Back pain affects over 80 percent of Americans at some point in their lives. Whether the pain is in the lower or upper back, most people want to know what is causing the pain, how to get rid of the pain, and how to keep the pain away. Our staff excels in the diagnosis and treatment of both acute and chronic back pain.
Symptoms of Back Pain
Symptoms of back pain can range from a persistent dull ache, to stabbing, sharp and shooting pain. This can happen anywhere along the spine, but is most common in the lower back. The feeling of stiffness or an uneasy feeling about your back is usually a sign that your spine is in jeopardy.
How is Back Pain Treated?
Back pain is most commonly treated with pain medication and anti-inflammatory drugs. Although this approach does a good job at treating the symptoms of back pain, it does not address the cause. Since most back pain is caused by repetitive stress over a long period of time, it is crucial to find out which tissues are overloaded, and which tissues are inhibited (not working). Overloaded tissue results in increased scar tissue, decreased range of motion, and increased pain.
We use Active Release Techniques (ART) to fix the overloaded tissue, and movement based physical therapy to fix the inhibited muscles. Chiropractic manipulations are performed to restricted joints and a home exercise program will be designed and implemented to ensure long lasting relief. This combination of therapy will resolve most back pain within 4-6 treatments. Most patients with chronic back pain will begin a maintenance program once they get relief. ART, chiropractic adjustments, and updates to the existing home exercise program are performed every 3-4 months.
What Causes Back Pain?
- Disk-Related Back Pain: This is probably the most common type of back pain that we see in the clinic. Disk-related back pain usually starts as stiffness in the morning that gets better as the day goes on. It is usually aggravated by bending, sitting, and transitional movements like getting up from a chair or rolling over in bed. If this is left untreated it can sometimes lead to a disk herniation, in which the pain becomes sharper and you begin to get some numbness and tingling into the hip and legs. Less than 10 percent of all disk herniations result in surgical intervention.
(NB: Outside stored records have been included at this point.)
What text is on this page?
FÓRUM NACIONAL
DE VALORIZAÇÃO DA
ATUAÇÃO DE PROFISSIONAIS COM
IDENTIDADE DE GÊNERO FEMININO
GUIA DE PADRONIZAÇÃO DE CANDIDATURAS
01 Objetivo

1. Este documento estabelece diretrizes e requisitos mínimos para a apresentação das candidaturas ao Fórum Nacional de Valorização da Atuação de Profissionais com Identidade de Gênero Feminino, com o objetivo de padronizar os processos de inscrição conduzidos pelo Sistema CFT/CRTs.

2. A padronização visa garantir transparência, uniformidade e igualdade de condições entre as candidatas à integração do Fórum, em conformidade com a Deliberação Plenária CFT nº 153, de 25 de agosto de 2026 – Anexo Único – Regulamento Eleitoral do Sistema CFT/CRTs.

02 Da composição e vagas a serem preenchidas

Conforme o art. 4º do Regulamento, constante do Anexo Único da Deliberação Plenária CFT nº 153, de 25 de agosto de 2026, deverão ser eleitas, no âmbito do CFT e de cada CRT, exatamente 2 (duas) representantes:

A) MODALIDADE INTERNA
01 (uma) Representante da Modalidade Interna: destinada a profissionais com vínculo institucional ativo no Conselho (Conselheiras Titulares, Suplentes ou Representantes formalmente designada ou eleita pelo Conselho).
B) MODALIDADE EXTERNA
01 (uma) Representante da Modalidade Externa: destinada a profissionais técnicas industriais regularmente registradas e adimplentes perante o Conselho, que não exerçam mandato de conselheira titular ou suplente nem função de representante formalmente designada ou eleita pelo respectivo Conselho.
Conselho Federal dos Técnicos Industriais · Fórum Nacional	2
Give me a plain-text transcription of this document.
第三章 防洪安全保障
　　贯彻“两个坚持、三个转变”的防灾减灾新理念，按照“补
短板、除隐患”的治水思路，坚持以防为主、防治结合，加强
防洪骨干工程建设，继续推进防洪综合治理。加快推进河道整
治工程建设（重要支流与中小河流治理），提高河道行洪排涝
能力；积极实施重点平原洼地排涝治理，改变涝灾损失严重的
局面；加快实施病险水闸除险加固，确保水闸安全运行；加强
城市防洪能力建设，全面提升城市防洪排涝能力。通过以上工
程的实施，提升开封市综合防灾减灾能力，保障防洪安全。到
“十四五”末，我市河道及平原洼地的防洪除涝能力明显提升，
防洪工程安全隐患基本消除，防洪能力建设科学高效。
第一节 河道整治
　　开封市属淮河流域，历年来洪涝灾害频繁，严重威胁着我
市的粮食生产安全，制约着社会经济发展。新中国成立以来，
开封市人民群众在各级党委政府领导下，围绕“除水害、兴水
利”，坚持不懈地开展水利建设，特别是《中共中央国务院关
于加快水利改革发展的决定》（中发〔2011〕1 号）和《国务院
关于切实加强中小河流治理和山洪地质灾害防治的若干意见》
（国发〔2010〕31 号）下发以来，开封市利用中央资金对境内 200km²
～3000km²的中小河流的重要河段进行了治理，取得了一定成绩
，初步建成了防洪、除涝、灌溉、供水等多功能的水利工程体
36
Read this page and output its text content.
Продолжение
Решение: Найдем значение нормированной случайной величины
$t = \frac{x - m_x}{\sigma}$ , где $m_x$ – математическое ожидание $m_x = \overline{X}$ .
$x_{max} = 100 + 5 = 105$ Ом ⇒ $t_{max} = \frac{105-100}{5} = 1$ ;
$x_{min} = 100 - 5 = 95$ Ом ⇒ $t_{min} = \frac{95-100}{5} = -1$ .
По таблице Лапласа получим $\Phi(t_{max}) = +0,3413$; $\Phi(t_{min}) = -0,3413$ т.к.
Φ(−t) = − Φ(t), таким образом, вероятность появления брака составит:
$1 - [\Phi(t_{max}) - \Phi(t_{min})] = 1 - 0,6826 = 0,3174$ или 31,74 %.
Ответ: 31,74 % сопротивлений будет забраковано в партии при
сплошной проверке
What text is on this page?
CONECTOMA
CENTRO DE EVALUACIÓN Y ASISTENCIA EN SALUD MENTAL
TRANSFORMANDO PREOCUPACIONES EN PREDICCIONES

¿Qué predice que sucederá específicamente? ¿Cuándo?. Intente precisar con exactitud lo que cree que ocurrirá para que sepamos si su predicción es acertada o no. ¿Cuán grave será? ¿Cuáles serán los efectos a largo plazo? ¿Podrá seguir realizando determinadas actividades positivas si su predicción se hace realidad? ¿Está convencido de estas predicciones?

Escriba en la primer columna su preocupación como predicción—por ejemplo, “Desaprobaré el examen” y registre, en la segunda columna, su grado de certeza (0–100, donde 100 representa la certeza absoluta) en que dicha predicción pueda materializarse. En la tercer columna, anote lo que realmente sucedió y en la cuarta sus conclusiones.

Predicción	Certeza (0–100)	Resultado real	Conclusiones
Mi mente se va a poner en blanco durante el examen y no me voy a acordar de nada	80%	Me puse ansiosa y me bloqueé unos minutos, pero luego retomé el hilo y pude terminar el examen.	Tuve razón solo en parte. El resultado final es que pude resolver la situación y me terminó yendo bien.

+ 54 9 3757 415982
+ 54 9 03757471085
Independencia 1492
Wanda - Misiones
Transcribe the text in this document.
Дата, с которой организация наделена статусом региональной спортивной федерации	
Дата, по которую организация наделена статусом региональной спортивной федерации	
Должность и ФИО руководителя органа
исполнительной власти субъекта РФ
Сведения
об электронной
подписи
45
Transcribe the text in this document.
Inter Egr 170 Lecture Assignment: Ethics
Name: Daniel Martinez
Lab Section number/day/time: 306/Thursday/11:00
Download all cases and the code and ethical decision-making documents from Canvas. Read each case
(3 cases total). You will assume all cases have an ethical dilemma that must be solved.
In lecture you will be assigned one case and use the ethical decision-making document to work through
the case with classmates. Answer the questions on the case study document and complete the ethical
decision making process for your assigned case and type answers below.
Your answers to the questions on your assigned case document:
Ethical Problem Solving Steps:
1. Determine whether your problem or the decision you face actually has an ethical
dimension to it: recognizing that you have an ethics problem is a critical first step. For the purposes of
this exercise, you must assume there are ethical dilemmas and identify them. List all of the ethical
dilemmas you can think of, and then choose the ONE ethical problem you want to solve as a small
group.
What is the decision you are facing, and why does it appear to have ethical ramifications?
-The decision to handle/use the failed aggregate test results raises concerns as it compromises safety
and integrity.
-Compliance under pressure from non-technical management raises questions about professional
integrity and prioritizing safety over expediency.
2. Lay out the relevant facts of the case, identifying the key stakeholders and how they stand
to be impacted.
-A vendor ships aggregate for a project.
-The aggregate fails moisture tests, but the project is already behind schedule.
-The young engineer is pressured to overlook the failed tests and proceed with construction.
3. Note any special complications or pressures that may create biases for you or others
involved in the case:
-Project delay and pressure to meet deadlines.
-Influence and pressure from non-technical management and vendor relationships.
- Facet-Related Back Pain: Facets are the small joints in the spine. Even though these are very small, they can produce a significant amount of pain. These joints are loaded with pain receptors, which is why they almost always cause sharp, stabbing pain. When these joints are irritated, pain is generally worse later in the day and it is very painful to extend the spine. Usually laying on your back with your legs extended also generates a lot of pain. People claim it feels like the pain is centered on their belt line. This pain is relieved by sitting, bending over, and slouching. If your pain lasts longer than two weeks or you begin to have radiating pain into the buttocks, you should schedule an appointment to have proper diagnostic and treatment interventions.
- Sacro-Iliac Joint Pain: Sacro-Iliac Joint pain or SIJ dysfunction is another common source of back pain. This is usually a dull and sometimes sharp pain around the dimple area of the lower back. The SIJ will sometimes cause pain into the buttocks and/or the front of the leg and hip. SIJ related back pain is usually caused by an unstable lumbar spine and hip. The site of pain is typically the weak side, while the other side often becomes restricted. SI joint pain tends to be more common in women, especially during pregnancy and after childbirth. With proper evaluation and treatment, this condition is easily resolved.
- Sciatica: Sciatica is an all-encompassing term for irritation of the sciatic nerve – a long nerve from the lower back down the back of both legs. The two most common forms of sciatica arise from disk bulges and compression of the nerve in the buttocks. Some rare cases are caused by spinal tumors, and large cysts. The most common symptom is lower back pain that extends into the hip and down the back of one leg. Generally speaking, if the pain is worse when you sit, cough, or sneeze, sciatica is a symptom of a disk herniation. If the pain is worse when you are standing or walking then compression of the nerve at the buttock is most likely. It is not uncommon to feel some numbness or tingling from time to time. Symptoms can last days, weeks, and even months.